Tagihan Operasi Jantung Capai Rp10,5 T, Layanan BPJS Kesehatan Bakal Dievaluasi

Merdeka.com - Menteri Kesehatan Terawan Agus Putranto mengatakan, akan melakukan koordinasi dengan Direktur Utama Badan Penyelenggara Jaminan Sosial (BPJS) Kesehatan untuk menindaklanjuti arahan-arahan yang terjadi diskusi di dalam rapat kabinet, bahwa banyak pelayanan berlebihan yang tidak sesuai dengan literatur.
"Ya contoh pelayanan jantung sampai Rp10,5 triliun lho tagihannya. Kemudian adanya review dari jurnal-jurnal yang mengatakan bahwa pengobatan dengan obat-obatan apalagi pencegahan itu tidak lebih, tidak efisien dibandingkan stent, operasi, dan sebagainya," kata Terawan di Jakarta, dikutip laman Setkab, Jumat(22/11).

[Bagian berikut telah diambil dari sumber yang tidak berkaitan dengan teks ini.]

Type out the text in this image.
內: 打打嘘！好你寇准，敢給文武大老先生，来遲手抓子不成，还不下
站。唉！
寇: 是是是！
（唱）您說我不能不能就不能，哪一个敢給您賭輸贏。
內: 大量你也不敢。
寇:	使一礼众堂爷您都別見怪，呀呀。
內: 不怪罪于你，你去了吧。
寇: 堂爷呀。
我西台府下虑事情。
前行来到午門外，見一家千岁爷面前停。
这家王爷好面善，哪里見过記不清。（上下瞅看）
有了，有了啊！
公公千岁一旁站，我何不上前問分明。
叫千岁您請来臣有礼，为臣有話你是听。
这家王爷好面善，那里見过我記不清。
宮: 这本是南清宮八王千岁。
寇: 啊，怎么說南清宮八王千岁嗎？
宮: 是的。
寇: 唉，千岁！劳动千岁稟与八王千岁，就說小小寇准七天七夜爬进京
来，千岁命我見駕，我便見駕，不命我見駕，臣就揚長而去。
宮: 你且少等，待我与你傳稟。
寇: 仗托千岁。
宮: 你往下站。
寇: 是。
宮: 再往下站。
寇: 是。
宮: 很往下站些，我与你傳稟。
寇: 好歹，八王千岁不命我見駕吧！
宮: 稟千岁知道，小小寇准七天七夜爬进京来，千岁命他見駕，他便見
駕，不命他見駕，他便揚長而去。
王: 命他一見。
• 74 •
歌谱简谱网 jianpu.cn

"Kalau itu bisa diperbaiki yang over itu sehingga betul-betul kalo mau nyetent ya nyetent yang sesuai diagnosanya, kalo mau operasi ya operasi sesuai diagnosanya. Itu bisa menurunkan mungkin 50 persen, bayangin banyak lho Rp10 triliun itu. Kalau bisa turun separuh saja itu sudah membuat kita berdua bahagia, Rp5 triliun dihemat," imbuhnya.

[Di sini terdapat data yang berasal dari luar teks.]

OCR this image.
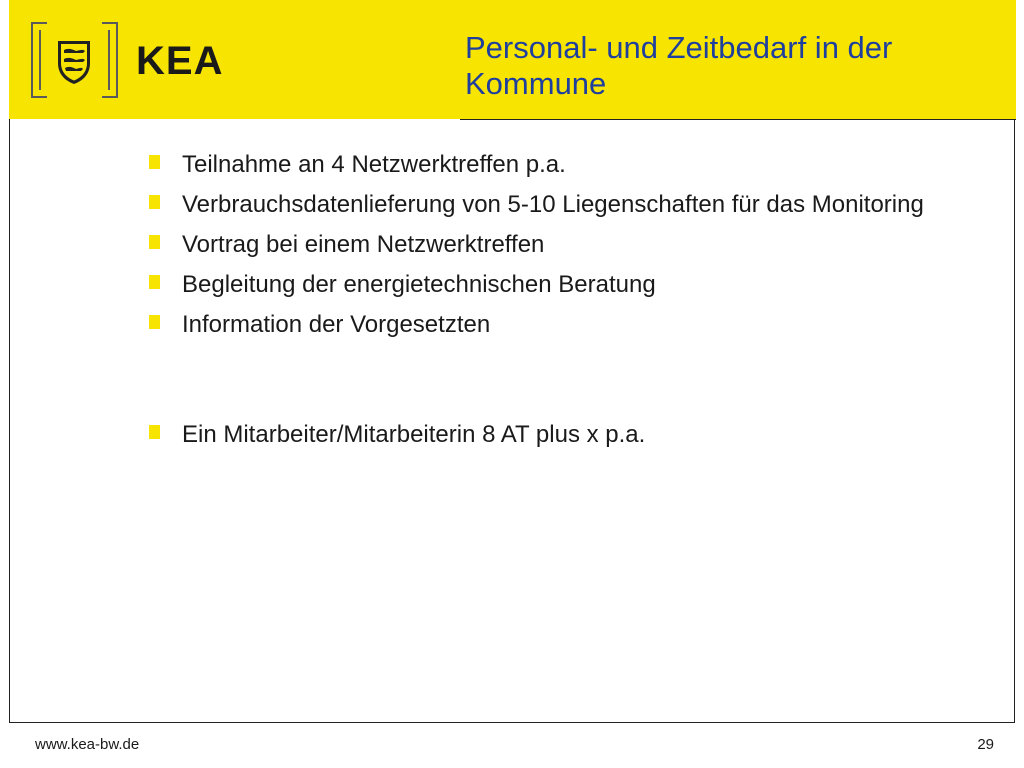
KEA	Personal- und Zeitbedarf in der Kommune
Teilnahme an 4 Netzwerktreffen p.a.
Verbrauchsdatenlieferung von 5-10 Liegenschaften für das Monitoring
Vortrag bei einem Netzwerktreffen
Begleitung der energietechnischen Beratung
Information der Vorgesetzten
Ein Mitarbeiter/Mitarbeiterin 8 AT plus x p.a.
www.kea-bw.de	29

Selain itu, indikasi operasi sesar (seksio) juga mengalami kenaikan hingga lebih dari Rp5 triliun.
"Ternyata seksio begitu banyak sekali sampe 45 persen perbandingannya. Itu kan menunjukan kita tidak dalam grade yang baik. Nah itulah yang maksud saya berlebihan dan ternyata tidak menurunkan angka kematian ibu dan angka kematian bayi atau anak secara nasional kan percuma duit dikeluarkan," jelasnya.
Dengan demikian, harus ada upaya yang sifatnya lebih preventif, promotif, dan edukasi pada masyarakat. Menyiapkan sarana-sarana sehingga yang punya potensi untuk terjadi kematian bisa diturunkan.
"Kalau ada nanti kita akan pilah-pilah bersama Direktur Utama BPJS mana yang masih di bawah standar kita coba naikkan," sambung Menkes.
Dia mengingatkan, penduduk Indonesia bukan hanya di Jakarta, namun dari Sabang sampai Merauke. Menurutnya, yang perlu diperhatikan adalah pembangunan pusat-pusat kesehatan di daerah, perbaikan sistem rujukan, atau bahkan menggunakan alat-alat canggih seperti drone dan sebagainya.
"Ya nanti kita lihat, kita evaluasi bersama, berdua ini. Yang paling penting adalah rakyat terlayani kesehatannya sesuai standar kesehatan yang sesuai dengan undang-undang," tandasnya.
Subsidi Pemerintah
Presiden Joko Widodo (Jokowi) menyebut bahwa pemerintah sudah mengeluarkan Rp115 triliun untuk membantu peserta Badan Penyelenggara Jaminan Sosial (BPJS) Kesehatan hingga 2018.
"Perlu juga saya sampaikan hingga 2018 pemerintah sudah mengeluarkan dana kurang lebih Rp115 triliun, belum lagi iuran yang disubsidi pemerintah daerah ada 37 juta (jiwa) dan anggota TNI/Polri 17 juta (jiwa), artinya yang sudah disubsidi pemerintah sekitar 150 juta jiwa," kata dia di Kantor Presiden, Jakarta, Kamis.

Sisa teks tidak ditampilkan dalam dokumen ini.